As with all dukes, ritual was an important part of Clarence's regime. His 'morning greeting game' with Kristen was repeated daily and without fail at the bottom of the stairs. Nothing, but nothing brought him comfort like Kristen's coloured blanket. Even near the end, it was his choice resting location.


During the past six weeks, Clarence began his losses - loss of weight, loss of energy, loss of mobility, loss of piss and vinegar. Cancer was slowly robbing our duke of his life force until, this evening, in his master's loving arms, Clarence gently slipped away to the land of perpetual sun beams. God's finger touched him and he slept. (Lord Tennyson) Christopher is heart broken and I am reminded again that our pets, who gift us with their unconditional love, are truly family members.

Clarence, you have left your pawprint on our hearts.


Saturday 2 April 2016

MY MOTHER NEVER TOLD ME

Well she did....kinda'. More than once as the years progressed, Mom would smile and murmur, Aging is not for the faint of heart. Honestly, what did those words mean to a thirty, forty or fifty-year old? Nada, zilch, zero!

Next year, God willing, I will reach 70 years of age. OMG, when did that happen? My body has blessed me with very few aches or pains, creaks or groans, although I fully expect that they will ultimately make their uncomfortable presence known. I just don't know when to expect them. My Mother never told me!



My Mother never told me not to attempt to act younger than my actual age. Really, Mom, I could have used that advice when, in my sixties and new to yoga class, I attempted a backward bow.


Heck! Thirty-five year old classmates were doing it. Why not me? Two torn menisci in my right leg and an arthroscopic surgery later proved why not me? Come to think of it, although she was fit and active, I never noticed Mom try to act anything but her age. Confident in her skin, she felt no need to prove anything to anyone.

My Mother never told me that one day I would look in the mirror and nostalgically wonder when the face of that young child, young teen, young woman had morphed into a face of wrinkles as deep as Swiss Alp crevices.


Mom had plenty of wrinkles on her beautiful face. Did she fret? Did she consider a face lift? Never! No, she wore her wrinkles as badges of a life well lived. Wisdom lines, I remember her calling them.

My Mother never told me that I may tire more easily as I grew older. Moaning and groaning, hands massaging my tired back, I grouse about too much gardening, too much house cleaning, too much time prepping a meal, too much....oh, you get the picture. Thinking back, I cannot recall my Mom complaining about fatigue. Even in her eighties, on her feet and in the kitchen for days on end, baking Christmas cookies for family, Mom never complained. Of course her feet must have throbbed and her back must have ached, but a negative peep never escaped those determined lips.
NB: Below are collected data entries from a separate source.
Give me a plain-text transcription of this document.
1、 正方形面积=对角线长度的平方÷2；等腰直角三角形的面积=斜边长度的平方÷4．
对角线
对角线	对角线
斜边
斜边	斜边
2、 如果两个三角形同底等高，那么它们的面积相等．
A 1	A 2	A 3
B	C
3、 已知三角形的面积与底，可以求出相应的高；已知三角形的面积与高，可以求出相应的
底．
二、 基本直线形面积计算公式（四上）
My Mother never told me that in damp, cold weather, my knees, my legs, and my hips may stiffly ache. Man, these knees of mine are more reliable than any accuweather forecast. Hey, Mom, a warning would have been nice. I might have moved to Ariziona. But then Mom rarely complained about aching joints. In her eighties she did announce that she was having both knees replaced. Both? You see my knees have been a bit sore, dear. Bone on bone in both knees is a bit sore

My Mother never told me. Why? I believe that to Mom seeing her wrinkles in a mirror, feeling fatique or experiencing joint pain meant that she was still alive. The inconveniences of aging were to her better than the alternative. Life, no matter how uncomfortable, was to be celebrated. I have much to learn from my Mother.